New tool: ScatterPlotBot
tl;dr I made a new new new thing for producing scatter plots.
Last week, I tried to dig into team-level experience earned per match to look for differences between winning and losing teams in varying leagues. I ended up producing a large number of histograms like the following; they initially looked attractive and interesting, but ended up being baffling, inexplicable, and ultimately wrong:
I put a nice, subtle 'wrong' overlay here, so that no one gets misled.
To me, there appeared to be some sort of underlying multimodal distribution. However, I could not think of a compelling explanation for this in terms of actual gameplay. It turns out that doing so would be extremely difficult, since precisely no gameplay-related factors contributed to the hard-to-explain parts of that histogram.
What was it then?
It became clear when I plotted the data in a different way (as it often does).
Here is a scatter plot of xp/min vs. game length for similar data:
Well, that certainly looks a bit wacky. The apparent discontinuities immediately suggest that something strange is afoot. Here, I would expect to see some sort of amorphous blob of games, the hard horizontal lines are ugly and indicative of trouble. There is no gameplay reason for huge jumps in xp/min as matches cross certain thresholds of game length.
Given the specific way I am using Riot's data api, the experience data actually turns out to be a bit tough to get. Without downloading the full timeline for each match, experience earned is only reported in 5 and 10 minute increments. So, for certain game lengths, the last 5 or 10 minutes of experience earned is dropped (ignored), and thus the data I collected is not useful for this type of analysis.
So, I had to redact the second half of last weeks post. No big deal.
More interesting than these specific technical details is how I produced that scatter plot. So, I want to now discuss that.
The scatter plot above was produced with a brand new tool I built this week called ScatterPlotBot. I put the source code up on GitHub for you to check out, if that is your kind of thing. It is merely a quick start with a couple of good ideas, but I look forward to developing it further and using it for all kinds of fun scatter plots in future analyses.
Existing tools that I have traditionally used for doing plots fail under certain conditions with lots of data. The experience and gold data from last week's post was drawn from nearly two million matches, and with several data points per match, the number of points per plot goes well into the millions. Many general purpose tools are not geared for mult-million point datasets, so I saw an opportunity to develop my own.

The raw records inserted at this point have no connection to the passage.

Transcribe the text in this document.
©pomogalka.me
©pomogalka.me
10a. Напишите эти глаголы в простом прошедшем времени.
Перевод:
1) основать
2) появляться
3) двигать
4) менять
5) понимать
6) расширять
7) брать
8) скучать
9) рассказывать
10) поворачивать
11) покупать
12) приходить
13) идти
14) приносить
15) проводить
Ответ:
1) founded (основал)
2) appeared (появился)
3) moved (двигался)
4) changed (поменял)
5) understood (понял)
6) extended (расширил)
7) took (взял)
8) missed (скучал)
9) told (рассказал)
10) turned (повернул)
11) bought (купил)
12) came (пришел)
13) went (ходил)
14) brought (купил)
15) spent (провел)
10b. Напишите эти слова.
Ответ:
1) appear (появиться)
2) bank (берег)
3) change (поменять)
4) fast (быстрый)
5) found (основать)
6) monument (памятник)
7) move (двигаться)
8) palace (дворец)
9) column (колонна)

The main ideas behind ScatterPlotBot are:
- Handle arbitrarily large datasets. Through clever projections, the program can handle huge datasets without doing too much work.
- Easy to configure and use in repeatable ways. ScatterPlotBot is a Windows console app that consumes data in easy-to-produce xml/line-oriented file formats. Automating running ScatterPlotBot is a breeze.

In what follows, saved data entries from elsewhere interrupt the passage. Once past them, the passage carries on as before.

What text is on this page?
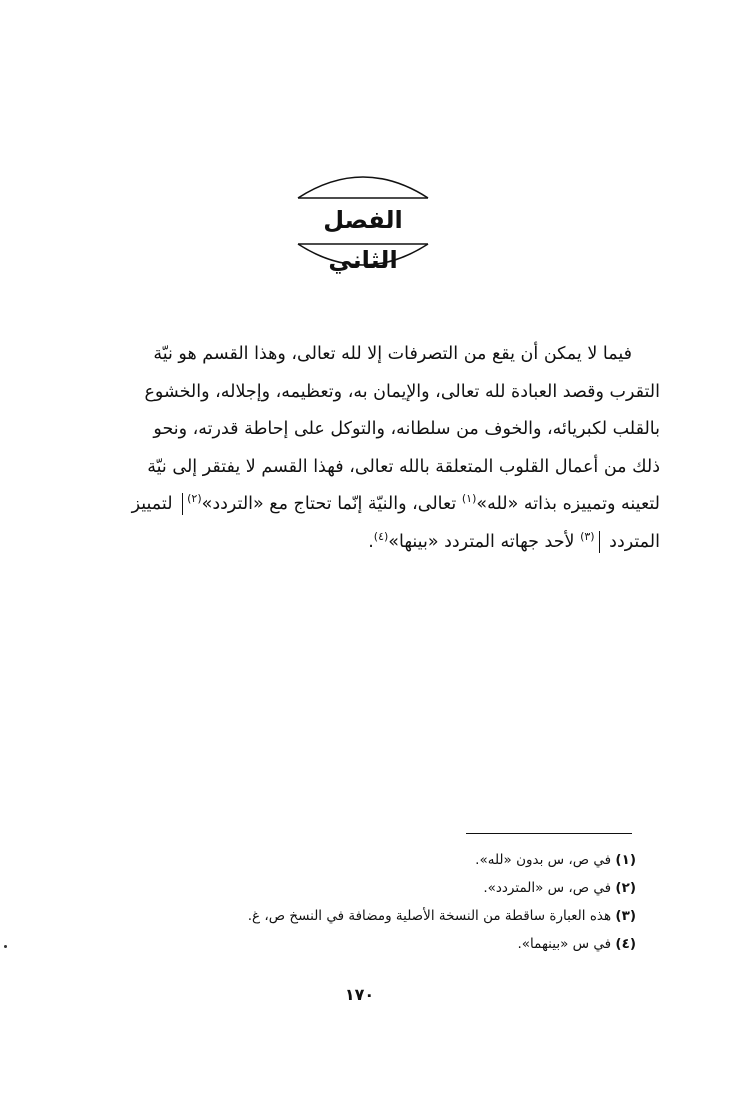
الفصل الثاني

فيما لا يمكن أن يقع من التصرفات إلا لله تعالى، وهذا القسم هو نيّة

التقرب وقصد العبادة لله تعالى، والإيمان به، وتعظيمه، وإجلاله، والخشوع
بالقلب لكبريائه، والخوف من سلطانه، والتوكل على إحاطة قدرته، ونحو
ذلك من أعمال القلوب المتعلقة بالله تعالى، فهذا القسم لا يفتقر إلى نيّة
لتعينه وتمييزه بذاته «لله»$^{(١)}$ تعالى، والنيّة إنّما تحتاج مع «التردد»$^{(٢)}$ لتمييز
المتردد $^{(٣)}$ لأحد جهاته المتردد «بينها»$^{(٤)}$.
(١) في ص، س بدون «لله».
(٢) في ص، س «المتردد».
(٣) هذه العبارة ساقطة من النسخة الأصلية ومضافة في النسخ ص، غ.
(٤) في س «بينهما».
١٧٠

- Do not plot points that are not there. Many tools for making scatter plots plot small dots at each data point. These can overlap and blend in an attractive way, but I have shaded towards only plotting single pixels. That way, I can choose to plot only points that were actually found in the dataset.

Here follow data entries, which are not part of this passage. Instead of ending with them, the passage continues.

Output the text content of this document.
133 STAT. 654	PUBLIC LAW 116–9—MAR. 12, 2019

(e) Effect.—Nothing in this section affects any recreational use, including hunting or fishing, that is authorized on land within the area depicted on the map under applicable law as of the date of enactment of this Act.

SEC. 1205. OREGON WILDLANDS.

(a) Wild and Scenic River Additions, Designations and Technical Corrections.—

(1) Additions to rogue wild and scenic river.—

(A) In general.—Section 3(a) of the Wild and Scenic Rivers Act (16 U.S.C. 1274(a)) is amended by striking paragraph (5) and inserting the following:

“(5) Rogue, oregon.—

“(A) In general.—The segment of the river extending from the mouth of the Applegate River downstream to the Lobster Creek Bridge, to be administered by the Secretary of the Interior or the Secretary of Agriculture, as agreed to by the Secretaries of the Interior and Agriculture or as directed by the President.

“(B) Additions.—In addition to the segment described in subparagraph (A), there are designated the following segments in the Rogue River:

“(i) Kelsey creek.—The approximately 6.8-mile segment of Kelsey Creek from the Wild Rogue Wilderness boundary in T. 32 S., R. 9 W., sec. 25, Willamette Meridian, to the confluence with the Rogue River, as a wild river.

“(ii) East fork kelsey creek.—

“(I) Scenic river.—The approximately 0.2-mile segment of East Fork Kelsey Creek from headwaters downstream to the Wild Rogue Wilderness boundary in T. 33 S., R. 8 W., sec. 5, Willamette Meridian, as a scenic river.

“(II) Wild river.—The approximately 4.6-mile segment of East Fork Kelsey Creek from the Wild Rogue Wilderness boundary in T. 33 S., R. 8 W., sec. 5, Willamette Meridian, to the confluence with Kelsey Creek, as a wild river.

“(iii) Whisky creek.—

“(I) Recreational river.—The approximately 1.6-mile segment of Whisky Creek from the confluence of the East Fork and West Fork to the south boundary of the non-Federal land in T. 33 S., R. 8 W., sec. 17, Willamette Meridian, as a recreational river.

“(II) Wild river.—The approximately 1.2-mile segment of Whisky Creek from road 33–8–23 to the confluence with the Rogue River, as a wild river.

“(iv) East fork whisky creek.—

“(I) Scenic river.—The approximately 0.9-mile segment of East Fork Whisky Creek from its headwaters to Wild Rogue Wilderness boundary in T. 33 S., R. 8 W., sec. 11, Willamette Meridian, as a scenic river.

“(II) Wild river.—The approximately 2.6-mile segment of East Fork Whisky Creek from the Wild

If you are a programmer, analyst, or other interested party, head over to GitHub and check out the code. Otherwise, just chill, and look forward to many insightful and enlightening scatter plots in future LeagueMath.com posts.
So, yes. I spent the time I would have otherwise spent doing League of Legends math analysis building a new tool for making attractive scatter plots from millions of data points. Doing so helped me uncover a funny quirk in Riot's match data reporting that hosed my analysis from last week. I redacted a huge swath of last weeks post, and put the ScatterPlotBot on Github.
So, it is time to go home and scroll down a bit; dig in to some earlier post and actually learn something about League of Legends math. As ever, get at me on twitter to discuss any ideas you have about this or any post. Last but not least, do not forget the rss feed, which is the most reliable way to be notified about upcoming articles.
Cayley's theorem indicates that having a complete understanding of symmetric groups gives one a complete understanding of all groups. When I go to sleep I dream of the symmetries in a League of Legends match and see the hazy outlines of a mirage of such a complete understanding of League and math. Until we get there, we will have to sate ourselves with mere LeagueMath.com.
No F# expressions of higher-dimensional data projection were harmed in the making of this article.